Magnetic-field-induced stabilization of nonequilibrium superconductivity in a normal-metal/insulator/superconductor junction

A small magnetic field is found to enhance relaxation processes in a superconductor, thus stabilizing superconductivity in nonequilibrium conditions. In a normal-metal (N)/insulator/superconductor (S) tunnel junction, applying a field of the order of $100\mu \mathrm{T}$ leads to significantly improved cooling of the N island by quasiparticle (QP) tunneling. These findings are attributed to faster QP relaxation within the S electrodes as a result of enhanced QP drain through regions with a locally suppressed energy gap due to magnetic vortices in the S leads at some distance from the junction.

Figure 1

(a) Maximum temperature drop $\delta T$ in an optimally biased SINIS cooler in a perpendicular magnetic field $B_{\perp }$, at a bath temperature $T_0=285\mathrm{mK}$. The sketches show the S electrode geometry and qualitative vortex configurations at $B_{\perp }\lesssim 2\mathrm{G}$ and at a value of $B_{\perp }$ beyond the optimum point.
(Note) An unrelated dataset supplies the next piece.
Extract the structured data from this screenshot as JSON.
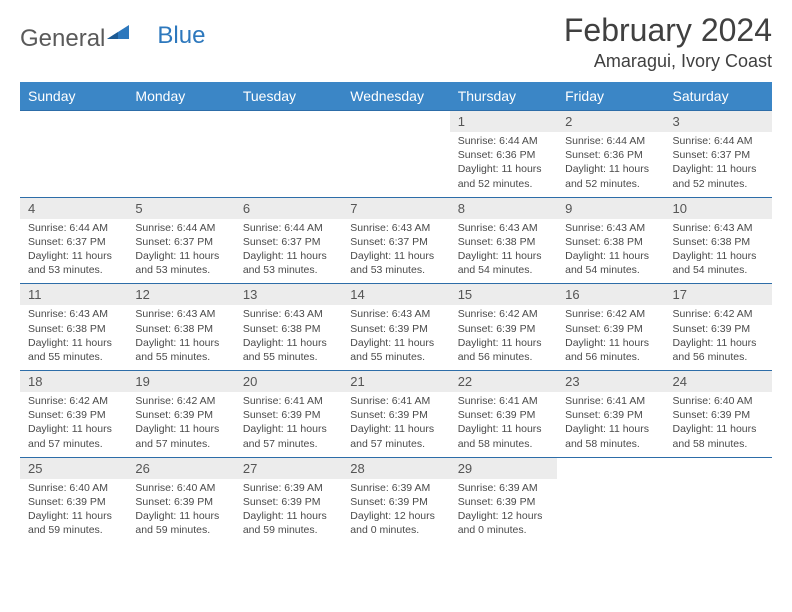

The area inside the green (dashed) rectangle corresponds to that in the micrograph below. (b) Scanning electron micrograph of a typical structure, together with the measurement scheme (see the text for details). A Cu island (red, marked with N) in the middle is contacted to four superconducting Al electrodes (blue/dark) via Al oxide tunnel barriers for thermometry and temperature control. Replicas of each structure are visible due to the fabrication involving two-angle shadow evaporation of the metals.

Figure 2

(a) Temperature $T_{\mathrm{N}}$ of the N island and (b) cooler SINIS $I$-$V$ characteristic at several bath temperatures $T_0$ as functions of the cooler bias voltage $V$, in zero field (red/light) and at $B_{\perp }\simeq 3\mathrm{G}$ (blue/dark). (c) Relative minimum temperature in zero field (red/light symbols) and at $B_{\perp }\simeq 3\mathrm{G}$ (blue/dark symbols). The solid and dashed-dotted lines show the calculated temperature reduction for various degrees of thermalization of the QPs and of the island phonons (see text). (d) Optimum bias voltage $V_{\mathrm{opt}}$ vs $B_{\perp }$ at $T_0=285\mathrm{mK}$, with the corresponding temperature drop in Fig. 1a. (e) Phonon temperatures in zero (red/light,$▿$) and optimum (blue/dark, $▵$) field, required to reproduce the observed $T_{\mathrm{N},\min }$. The dashed line shows $T_{\mathit{ph}}=T_0$.

Figure 3

Cooling curves in selected magnetic fields for parallel SINIS coolers with different S electrode geometries, at fixed $T_0\simeq 130\mathrm{mK}$. (a) When initially wide S leads are followed by a narrower section, applying a finite $B_{\perp }$ weakens the cooling monotonously. (b) In a structure with initially narrow leads, the behavior is nonmonotonic, with enhanced cooling in small fields. The insets sketch one half of the cooler structure with ten NIS junctions in parallel.